0

I'm using jsoup to get all text from websites.

Document doc = Jsoup.connect("URL").get();
String allText  doc.text().toLowerCase();

Then I'm using Hibernate to persist the object that holds all text to a MySQL DB:

...
@Column(name="all_text")
@Lob
private String allText = null;
...

Everything is good so far. Only that sometimes I get a MySQL error when I try to save the object with allText:

java.sql.SQLException: Incorrect string value: '\xF0\x9F\x98\x8A s...' for column 'all_text' at row 1

Already looked this up and it's an encoding error. Probably have some special characters on their websites. I found a way to fix this by changing the encoding in the DB.

But my actual question is: what's the best way to filter and remove the special characters from the allText string and not persist them at all?

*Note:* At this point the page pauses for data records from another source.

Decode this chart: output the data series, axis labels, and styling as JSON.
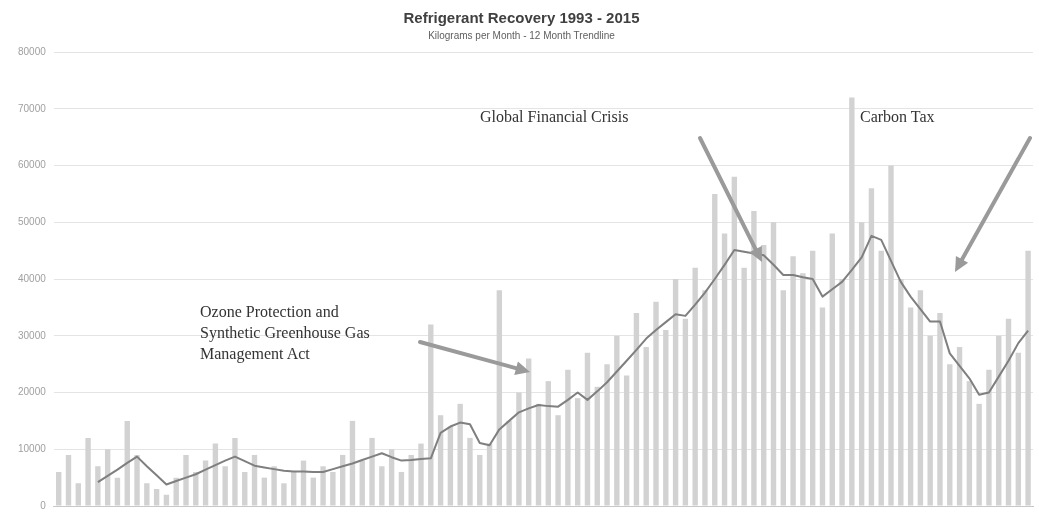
{
  "chart_data": {
    "type": "bar",
    "title": "Refrigerant Recovery 1993 - 2015",
    "subtitle": "Kilograms per Month - 12 Month Trendline",
    "categories": [
      null,
      null,
      null,
      null,
      null,
      null,
      null,
      null,
      null,
      null,
      null,
      null,
      null,
      null,
      null,
      null,
      null,
      null,
      null,
      null,
      null,
      null,
      null,
      null,
      null,
      null,
      null,
      null,
      null,
      null,
      null,
      null,
      null,
      null,
      null,
      null,
      null,
      null,
      null,
      null,
      null,
      null,
      null,
      null,
      null,
      null,
      null,
      null,
      null,
      null,
      null,
      null,
      null,
      null,
      null,
      null,
      null,
      null,
      null,
      null,
      null,
      null,
      null,
      null,
      null,
      null,
      null,
      null,
      null,
      null,
      null,
      null,
      null,
      null,
      null,
      null,
      null,
      null,
      null,
      null,
      null,
      null,
      null,
      null,
      null,
      null,
      null,
      null,
      null,
      null,
      null,
      null,
      null,
      null,
      null,
      null,
      null,
      null,
      null,
      null
    ],
    "series": [
      {
        "color": "#d2d2d2",
        "values": [
          6000,
          9000,
          4000,
          12000,
          7000,
          10000,
          5000,
          15000,
          9000,
          4000,
          3000,
          2000,
          5000,
          9000,
          6000,
          8000,
          11000,
          7000,
          12000,
          6000,
          9000,
          5000,
          7000,
          4000,
          6000,
          8000,
          5000,
          7000,
          6000,
          9000,
          15000,
          8000,
          12000,
          7000,
          10000,
          6000,
          9000,
          11000,
          32000,
          16000,
          14000,
          18000,
          12000,
          9000,
          11000,
          38000,
          15000,
          20000,
          26000,
          18000,
          22000,
          16000,
          24000,
          19000,
          27000,
          21000,
          25000,
          30000,
          23000,
          34000,
          28000,
          36000,
          31000,
          40000,
          33000,
          42000,
          38000,
          55000,
          48000,
          58000,
          42000,
          52000,
          46000,
          50000,
          38000,
          44000,
          41000,
          45000,
          35000,
          48000,
          40000,
          72000,
          50000,
          56000,
          45000,
          60000,
          40000,
          35000,
          38000,
          30000,
          34000,
          25000,
          28000,
          22000,
          18000,
          24000,
          30000,
          33000,
          27000,
          45000
        ]
      },
      {
        "type": "line",
        "color": "#7f7f7f",
        "values": [
          null,
          null,
          null,
          null,
          4200,
          5300,
          6400,
          7600,
          8700,
          7000,
          5400,
          3800,
          4400,
          5000,
          5600,
          6400,
          7200,
          8000,
          8700,
          7900,
          7100,
          6800,
          6500,
          6200,
          6100,
          6100,
          6000,
          6000,
          6500,
          7000,
          7500,
          8100,
          8700,
          9300,
          8600,
          8000,
          8100,
          8300,
          8400,
          12900,
          14000,
          14700,
          14400,
          11100,
          10700,
          13500,
          15000,
          16500,
          17200,
          17800,
          17600,
          17500,
          18700,
          20000,
          18700,
          20200,
          21800,
          23700,
          25600,
          27500,
          29500,
          31000,
          32400,
          33800,
          33500,
          35500,
          37600,
          40000,
          42500,
          45100,
          44800,
          44500,
          44200,
          42500,
          40700,
          40700,
          40300,
          40000,
          36900,
          38200,
          39500,
          41600,
          43800,
          47600,
          46900,
          43200,
          39500,
          36900,
          34700,
          32500,
          32500,
          26900,
          24700,
          22500,
          19600,
          20000,
          22800,
          25600,
          28700,
          30900
        ]
      }
    ],
    "ylim": [
      0,
      80000
    ],
    "yticks": [
      0,
      10000,
      20000,
      30000,
      40000,
      50000,
      60000,
      70000,
      80000
    ],
    "grid": "y",
    "tick_labels": "y",
    "marker": "none",
    "annotations": [
      "Ozone Protection and Synthetic Greenhouse Gas Management Act",
      "Global Financial Crisis",
      "Carbon Tax"
    ]
  }
}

EDIT: To clarify, by special characters I mean Emoticons and all that stuff. Definitely anything that doesn't fit into UTF-8 encoding. I'm not concerned about ~ ^ etc...

Thanks in advance!

co ting
  • 125
  • 1
  • 8
  • Possible duplicate of [How to remove special characters from a string?](https://stackoverflow.com/questions/7552253/how-to-remove-special-characters-from-a-string) – John Humphreys Jan 17 '18 at 21:13
  • Sorry for close vote; there are a lot of versions of this question on SO already though, and the first asker is supposed to get the points/credit :). Doing this in Java is always a little frustrating. There is a good answer for this here already though: https://stackoverflow.com/a/7552284/857994. Most answers I've seen use regex but it always depends on your use case's definition of "special characters". – John Humphreys Jan 17 '18 at 21:14
  • Just edited. Yes I saw the other solutions but none really address my problem. Maybe I used the wrong expression to say "special characters" I'm talking about all emoticons and whatnot that people could use. Not sure if there's a regex that can cover all of them? – co ting Jan 17 '18 at 21:25

1 Answers1

0

Just use regex:

allText.replaceAll("\\p{C}", "");

Don't forget to import java.util.regexPattern

dvijok
  • 89
  • 8